WTI crude rose 1.1pc to $65.60/bbl on Iran tensions and US demand; Saudi, UAE and Kuwait exported 11.9 mb/d in June—fastest pace in over a year.
European gas prices rallied as heatwave boosted cooling demand; French nuclear curbed, LNG market tightens.
Copper rose to a 3-month high on Chinese recovery signs; Caixin PMI rose to 50.4 (from 48.3), official PMI at 49.7.
Gold rose to $3,340/oz on deficit concerns but cooled after strong US jobs data; iron ore stable despite China home sales down 23pc y/y.
AUD/USD trading in the upper 0.65 range; weaker USD may support US ag exports.
Purdue/CME Ag Sentiment Index fell to 146 in June (from 158); only 41pc of producers expect higher ag exports over next five years (down from 52pc).
Australia
Bids were softer in the west yesterday across all commodities except GM canola.

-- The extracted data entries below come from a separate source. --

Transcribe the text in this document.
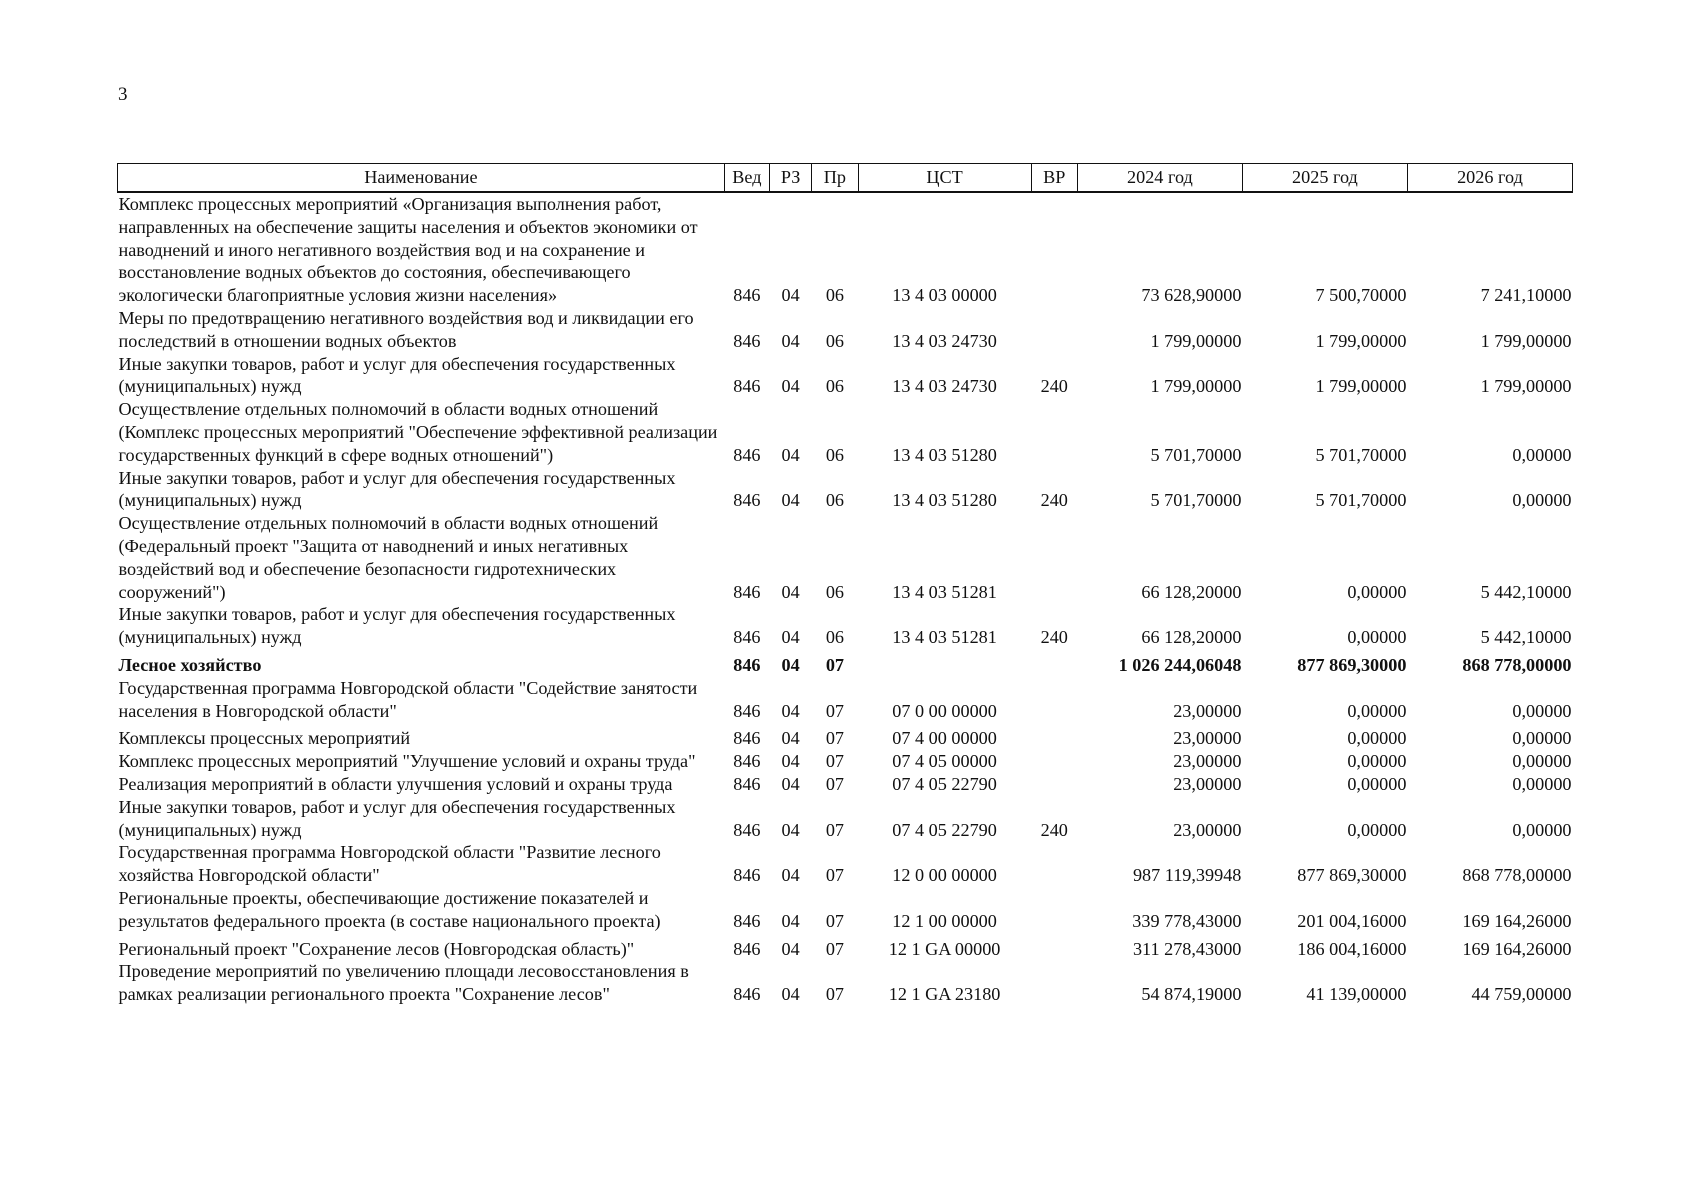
3
Наименование	Вед	РЗ	Пр	ЦСТ	ВР	2024 год	2025 год	2026 год
Комплекс процессных мероприятий «Организация выполнения работ, направленных на обеспечение защиты населения и объектов экономики от наводнений и иного негативного воздействия вод и на сохранение и восстановление водных объектов до состояния, обеспечивающего экологически благоприятные условия жизни населения»	846	04	06	13 4 03 00000		73 628,90000	7 500,70000	7 241,10000
Меры по предотвращению негативного воздействия вод и ликвидации его последствий в отношении водных объектов	846	04	06	13 4 03 24730		1 799,00000	1 799,00000	1 799,00000
Иные закупки товаров, работ и услуг для обеспечения государственных (муниципальных) нужд	846	04	06	13 4 03 24730	240	1 799,00000	1 799,00000	1 799,00000
Осуществление отдельных полномочий в области водных отношений (Комплекс процессных мероприятий "Обеспечение эффективной реализации государственных функций в сфере водных отношений")	846	04	06	13 4 03 51280		5 701,70000	5 701,70000	0,00000
Иные закупки товаров, работ и услуг для обеспечения государственных (муниципальных) нужд	846	04	06	13 4 03 51280	240	5 701,70000	5 701,70000	0,00000
Осуществление отдельных полномочий в области водных отношений (Федеральный проект "Защита от наводнений и иных негативных воздействий вод и обеспечение безопасности гидротехнических сооружений")	846	04	06	13 4 03 51281		66 128,20000	0,00000	5 442,10000
Иные закупки товаров, работ и услуг для обеспечения государственных (муниципальных) нужд	846	04	06	13 4 03 51281	240	66 128,20000	0,00000	5 442,10000
Лесное хозяйство	846	04	07			1 026 244,06048	877 869,30000	868 778,00000
Государственная программа Новгородской области "Содействие занятости населения в Новгородской области"	846	04	07	07 0 00 00000		23,00000	0,00000	0,00000
Комплексы процессных мероприятий	846	04	07	07 4 00 00000		23,00000	0,00000	0,00000
Комплекс процессных мероприятий "Улучшение условий и охраны труда"	846	04	07	07 4 05 00000		23,00000	0,00000	0,00000
Реализация мероприятий в области улучшения условий и охраны труда	846	04	07	07 4 05 22790		23,00000	0,00000	0,00000
Иные закупки товаров, работ и услуг для обеспечения государственных (муниципальных) нужд	846	04	07	07 4 05 22790	240	23,00000	0,00000	0,00000
Государственная программа Новгородской области "Развитие лесного хозяйства Новгородской области"	846	04	07	12 0 00 00000		987 119,39948	877 869,30000	868 778,00000
Региональные проекты, обеспечивающие достижение показателей и результатов федерального проекта (в составе национального проекта)	846	04	07	12 1 00 00000		339 778,43000	201 004,16000	169 164,26000
Региональный проект "Сохранение лесов (Новгородская область)"	846	04	07	12 1 GA 00000		311 278,43000	186 004,16000	169 164,26000
Проведение мероприятий по увеличению площади лесовосстановления в рамках реализации регионального проекта "Сохранение лесов"	846	04	07	12 1 GA 23180		54 874,19000	41 139,00000	44 759,00000
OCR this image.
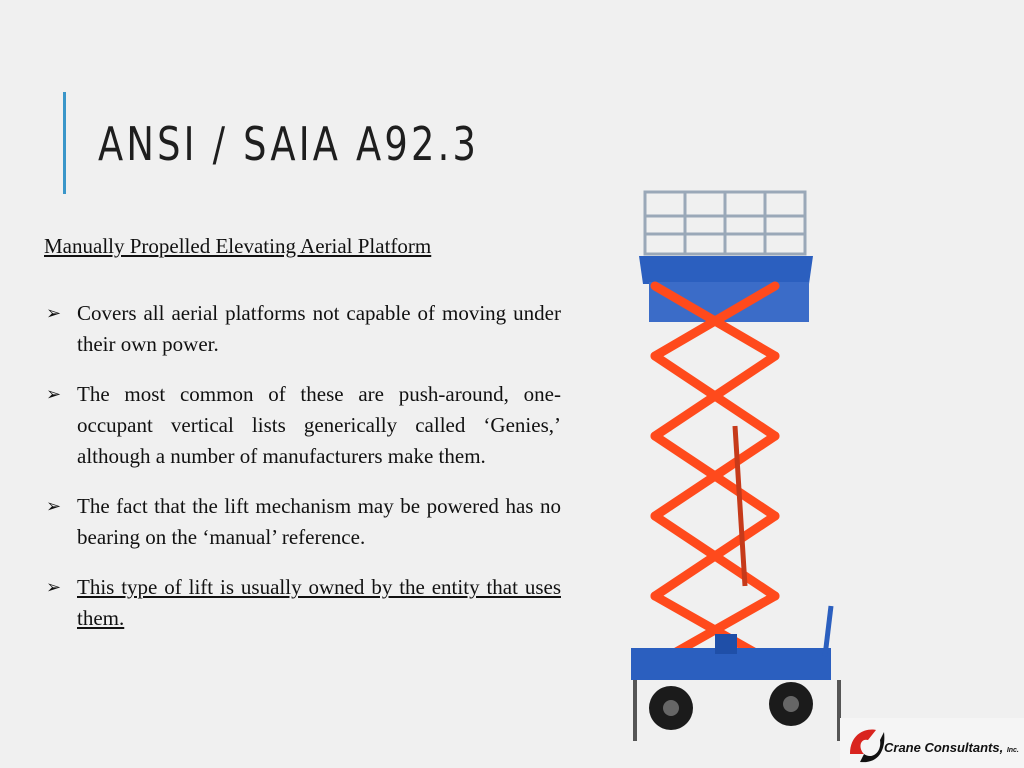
ANSI / SAIA A92.3

Manually Propelled Elevating Aerial Platform

➢ Covers all aerial platforms not capable of moving under their own power.
➢ The most common of these are push-around, one-occupant vertical lists generically called ‘Genies,’ although a number of manufacturers make them.
➢ The fact that the lift mechanism may be powered has no bearing on the ‘manual’ reference.
➢ This type of lift is usually owned by the entity that uses them.
Crane Consultants, Inc.
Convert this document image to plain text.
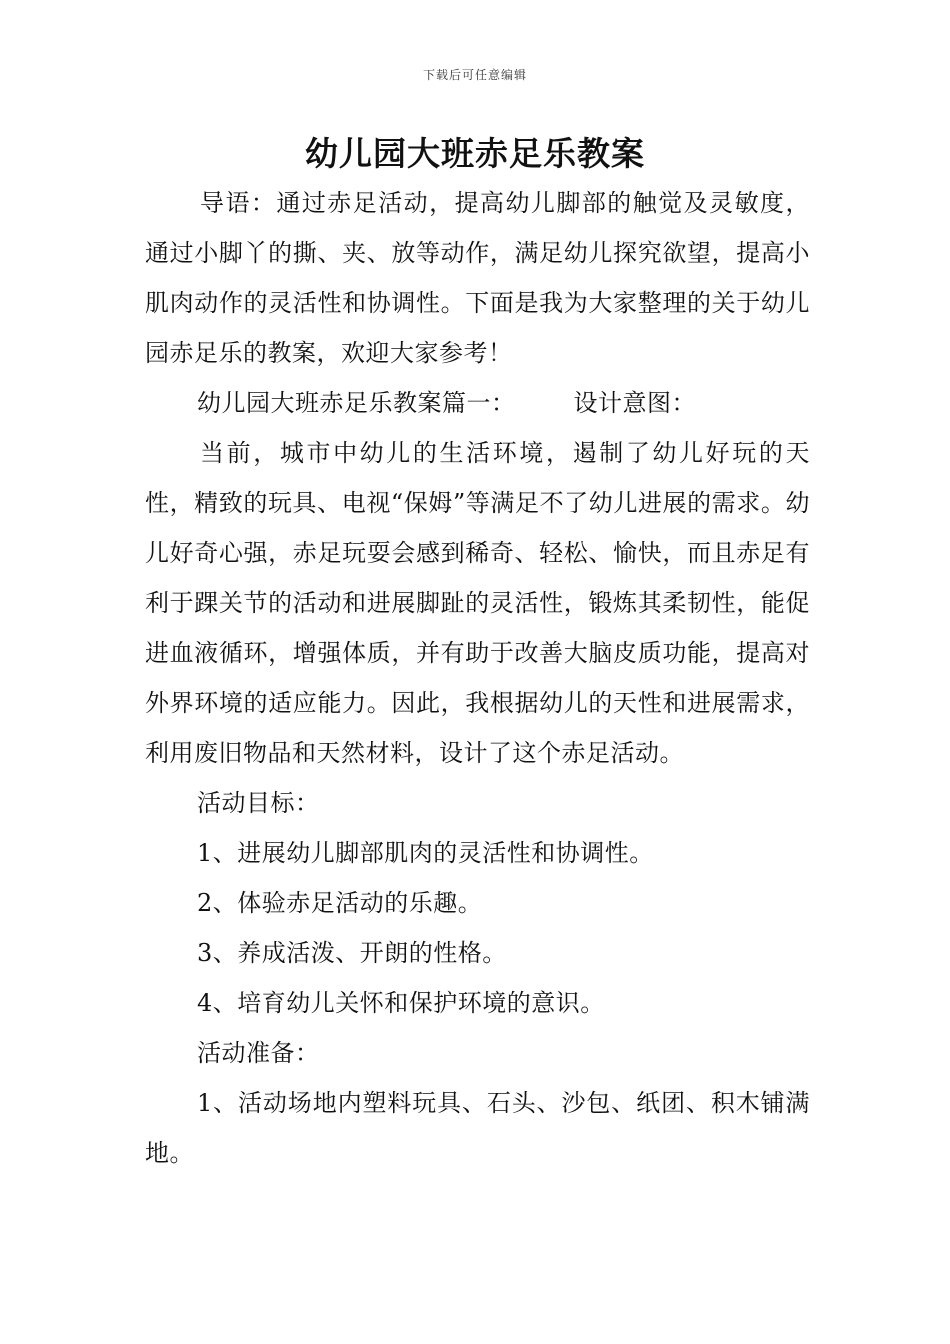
下载后可任意编辑
幼儿园大班赤足乐教案

导语：通过赤足活动，提高幼儿脚部的触觉及灵敏度，通过小脚丫的撕、夹、放等动作，满足幼儿探究欲望，提高小肌肉动作的灵活性和协调性。下面是我为大家整理的关于幼儿园赤足乐的教案，欢迎大家参考！

幼儿园大班赤足乐教案篇一： 设计意图：

当前，城市中幼儿的生活环境，遏制了幼儿好玩的天性，精致的玩具、电视“保姆”等满足不了幼儿进展的需求。幼儿好奇心强，赤足玩耍会感到稀奇、轻松、愉快，而且赤足有利于踝关节的活动和进展脚趾的灵活性，锻炼其柔韧性，能促进血液循环，增强体质，并有助于改善大脑皮质功能，提高对外界环境的适应能力。因此，我根据幼儿的天性和进展需求，利用废旧物品和天然材料，设计了这个赤足活动。

活动目标：

1、进展幼儿脚部肌肉的灵活性和协调性。

2、体验赤足活动的乐趣。

3、养成活泼、开朗的性格。

4、培育幼儿关怀和保护环境的意识。

活动准备：

1、活动场地内塑料玩具、石头、沙包、纸团、积木铺满地。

New crop conventional canola was bid at A$865, with GM at $778. Wheat was $360, and barley $331.
In the east, new crop canola was $823, with GM at $742. Wheat was $363, and barley was around $315.
Delivered Darling Downs markets were bid at $325 for new crop and $322 for current. Wheat was $333 and $341, with prompt-delivered sorghum at $353.
Old crop delivered markets were active through the east yesterday, albeit with small volumes traded. Barley offers eased slightly, with growers satisfying nearby demand.
New crop chickpea bids are currently $700 delivered Brisbane, down from $880 in April.